Former Autonomy executive convicted of fraud over role in $10.3bn takeover by Hewlett Packard
By the C|C Whistleblower Lawyer Team
Sushovan Hussain, the former CFO of the British software firm Autonomy, has been convicted of wire and securities fraud in connection with Hewlett Packard’s (HP) 2011 acquisition of the firm. Hussain stood accused of artificially inflating Autonomy’s valuation, leading HP to buy the company for $10.3 billion. Soon after the acquisition, HP discovered serious accounting irregularities, causing it to write down Autonomy’s value by $8.8 billion.
According to prosecutors, Autonomy’s senior management raised the company’s share price by artificially augmenting the number of transactions on its balance sheet. Prosecutors likened the conduct to an “unsustainable Ponzi scheme,” all of which occurred on Hussain’s watch during his ten years as CFO.
In a statement following the verdict, HP said that “Mr. Hussain engaged in outright fraud and deliberately misled the market about non-existent sales through a series of calculated sham transactions.” The company described as “patently ridiculous” Hussain’s attempt “to depict the fraud as nothing more than a misunderstanding of international accounting rules.”

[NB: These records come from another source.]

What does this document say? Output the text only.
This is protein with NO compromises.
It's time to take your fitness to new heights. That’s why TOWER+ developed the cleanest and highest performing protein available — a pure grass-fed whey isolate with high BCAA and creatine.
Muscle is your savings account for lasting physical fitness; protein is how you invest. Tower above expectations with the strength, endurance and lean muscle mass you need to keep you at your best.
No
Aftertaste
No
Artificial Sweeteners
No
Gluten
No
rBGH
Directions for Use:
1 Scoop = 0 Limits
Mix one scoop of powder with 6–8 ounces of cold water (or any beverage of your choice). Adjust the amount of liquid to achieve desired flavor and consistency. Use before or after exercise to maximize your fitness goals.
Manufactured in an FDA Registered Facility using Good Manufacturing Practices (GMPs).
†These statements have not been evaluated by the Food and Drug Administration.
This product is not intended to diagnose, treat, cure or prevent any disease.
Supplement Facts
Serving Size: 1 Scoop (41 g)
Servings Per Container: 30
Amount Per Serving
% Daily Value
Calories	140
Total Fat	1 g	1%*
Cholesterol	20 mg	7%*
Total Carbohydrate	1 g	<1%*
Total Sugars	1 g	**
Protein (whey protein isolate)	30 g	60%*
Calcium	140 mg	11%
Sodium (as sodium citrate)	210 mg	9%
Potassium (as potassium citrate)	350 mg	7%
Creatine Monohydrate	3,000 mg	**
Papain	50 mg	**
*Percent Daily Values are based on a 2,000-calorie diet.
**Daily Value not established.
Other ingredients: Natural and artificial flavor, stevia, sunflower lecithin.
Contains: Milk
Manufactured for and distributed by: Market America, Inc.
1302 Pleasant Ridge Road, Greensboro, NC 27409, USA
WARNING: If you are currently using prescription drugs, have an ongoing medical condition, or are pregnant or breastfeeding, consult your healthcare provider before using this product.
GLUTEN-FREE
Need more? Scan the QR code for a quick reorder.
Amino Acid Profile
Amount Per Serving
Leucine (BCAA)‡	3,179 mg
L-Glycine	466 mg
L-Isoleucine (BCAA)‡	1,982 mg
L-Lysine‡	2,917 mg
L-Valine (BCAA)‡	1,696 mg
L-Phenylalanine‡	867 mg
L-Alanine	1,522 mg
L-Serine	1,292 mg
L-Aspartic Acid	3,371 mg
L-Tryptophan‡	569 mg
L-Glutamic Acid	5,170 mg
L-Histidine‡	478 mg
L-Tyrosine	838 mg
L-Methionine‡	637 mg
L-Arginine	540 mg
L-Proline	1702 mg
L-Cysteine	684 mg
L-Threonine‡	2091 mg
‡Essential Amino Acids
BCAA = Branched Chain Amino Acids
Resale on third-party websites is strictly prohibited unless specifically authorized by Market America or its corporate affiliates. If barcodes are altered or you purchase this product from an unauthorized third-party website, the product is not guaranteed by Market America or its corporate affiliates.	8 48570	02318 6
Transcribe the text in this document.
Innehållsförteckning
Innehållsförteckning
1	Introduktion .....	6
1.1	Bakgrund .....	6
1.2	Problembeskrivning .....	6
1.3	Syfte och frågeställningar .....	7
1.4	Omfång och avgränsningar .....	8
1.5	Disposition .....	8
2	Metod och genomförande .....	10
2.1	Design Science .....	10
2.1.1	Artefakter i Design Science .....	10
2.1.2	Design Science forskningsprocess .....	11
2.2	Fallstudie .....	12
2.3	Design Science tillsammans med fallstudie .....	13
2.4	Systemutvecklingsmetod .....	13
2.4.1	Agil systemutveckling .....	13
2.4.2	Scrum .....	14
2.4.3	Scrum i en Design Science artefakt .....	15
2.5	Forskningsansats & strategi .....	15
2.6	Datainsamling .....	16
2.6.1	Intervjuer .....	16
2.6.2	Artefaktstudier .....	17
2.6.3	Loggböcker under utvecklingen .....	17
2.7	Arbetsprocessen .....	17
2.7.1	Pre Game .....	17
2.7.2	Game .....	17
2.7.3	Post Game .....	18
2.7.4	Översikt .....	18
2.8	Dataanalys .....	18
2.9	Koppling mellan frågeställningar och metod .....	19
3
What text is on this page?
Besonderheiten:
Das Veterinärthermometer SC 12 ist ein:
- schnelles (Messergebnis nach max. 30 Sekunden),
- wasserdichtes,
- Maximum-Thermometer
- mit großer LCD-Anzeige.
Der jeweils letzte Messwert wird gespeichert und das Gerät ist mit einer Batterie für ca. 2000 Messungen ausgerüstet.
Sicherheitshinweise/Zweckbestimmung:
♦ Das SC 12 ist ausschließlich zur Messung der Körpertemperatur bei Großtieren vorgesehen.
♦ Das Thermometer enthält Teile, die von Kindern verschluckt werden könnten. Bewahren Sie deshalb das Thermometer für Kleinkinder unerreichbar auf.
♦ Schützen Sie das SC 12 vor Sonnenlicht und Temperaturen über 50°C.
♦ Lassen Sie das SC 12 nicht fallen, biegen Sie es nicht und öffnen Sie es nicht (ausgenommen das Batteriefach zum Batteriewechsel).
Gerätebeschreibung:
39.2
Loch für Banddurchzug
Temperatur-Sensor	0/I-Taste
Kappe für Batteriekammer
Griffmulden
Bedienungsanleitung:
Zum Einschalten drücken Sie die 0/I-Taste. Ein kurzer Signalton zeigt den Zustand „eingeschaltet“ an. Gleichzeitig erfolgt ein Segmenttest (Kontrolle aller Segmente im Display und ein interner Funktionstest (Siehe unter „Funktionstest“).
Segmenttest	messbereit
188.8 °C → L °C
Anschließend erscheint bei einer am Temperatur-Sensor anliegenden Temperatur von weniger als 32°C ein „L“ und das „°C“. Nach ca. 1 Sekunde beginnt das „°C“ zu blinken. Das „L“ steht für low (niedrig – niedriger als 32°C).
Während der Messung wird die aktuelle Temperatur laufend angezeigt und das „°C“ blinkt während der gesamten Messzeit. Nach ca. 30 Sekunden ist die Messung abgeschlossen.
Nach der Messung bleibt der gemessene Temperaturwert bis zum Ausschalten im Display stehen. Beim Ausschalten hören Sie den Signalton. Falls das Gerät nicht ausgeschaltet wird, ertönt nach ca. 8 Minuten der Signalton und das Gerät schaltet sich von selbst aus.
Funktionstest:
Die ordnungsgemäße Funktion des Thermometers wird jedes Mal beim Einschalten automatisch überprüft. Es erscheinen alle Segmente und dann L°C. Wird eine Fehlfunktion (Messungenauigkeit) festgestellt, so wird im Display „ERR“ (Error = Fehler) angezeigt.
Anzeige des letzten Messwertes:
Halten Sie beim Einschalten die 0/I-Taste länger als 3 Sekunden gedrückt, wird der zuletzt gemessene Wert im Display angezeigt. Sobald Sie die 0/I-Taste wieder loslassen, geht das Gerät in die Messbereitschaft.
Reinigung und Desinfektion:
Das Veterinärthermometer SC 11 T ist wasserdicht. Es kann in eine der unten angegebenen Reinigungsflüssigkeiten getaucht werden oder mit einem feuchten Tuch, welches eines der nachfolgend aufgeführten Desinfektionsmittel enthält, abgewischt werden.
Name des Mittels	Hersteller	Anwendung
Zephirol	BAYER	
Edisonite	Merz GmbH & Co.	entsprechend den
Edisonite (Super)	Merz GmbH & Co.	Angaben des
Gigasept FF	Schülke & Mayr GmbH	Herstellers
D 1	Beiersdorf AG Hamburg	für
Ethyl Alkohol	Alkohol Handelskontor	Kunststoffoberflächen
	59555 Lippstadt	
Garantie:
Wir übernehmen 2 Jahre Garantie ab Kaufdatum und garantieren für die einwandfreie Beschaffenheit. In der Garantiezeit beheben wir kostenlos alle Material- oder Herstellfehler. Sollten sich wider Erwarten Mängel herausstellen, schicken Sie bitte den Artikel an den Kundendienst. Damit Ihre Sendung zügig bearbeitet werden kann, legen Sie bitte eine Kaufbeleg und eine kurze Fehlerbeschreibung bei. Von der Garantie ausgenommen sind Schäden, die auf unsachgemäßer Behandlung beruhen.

In another statement, Hussein’s attorney John Keker said that evidence excluded from trial indicated that HP was not misled by Autonomy’s financials. “Mr. Hussain defrauded no one and acted at all times with the highest standards of honesty, integrity and competence,” Keker said. He added: “It is a shame that the United States Department of Justice lent its support to HP’s campaign to blame others for its own catastrophic failings.”
On Friday, Hussein could be sentenced to 20 years in prison and a fine of $250,000, plus restitution, for each of the sixteen charges on which the jury convicted him. Hussein plans to appeal the judgment.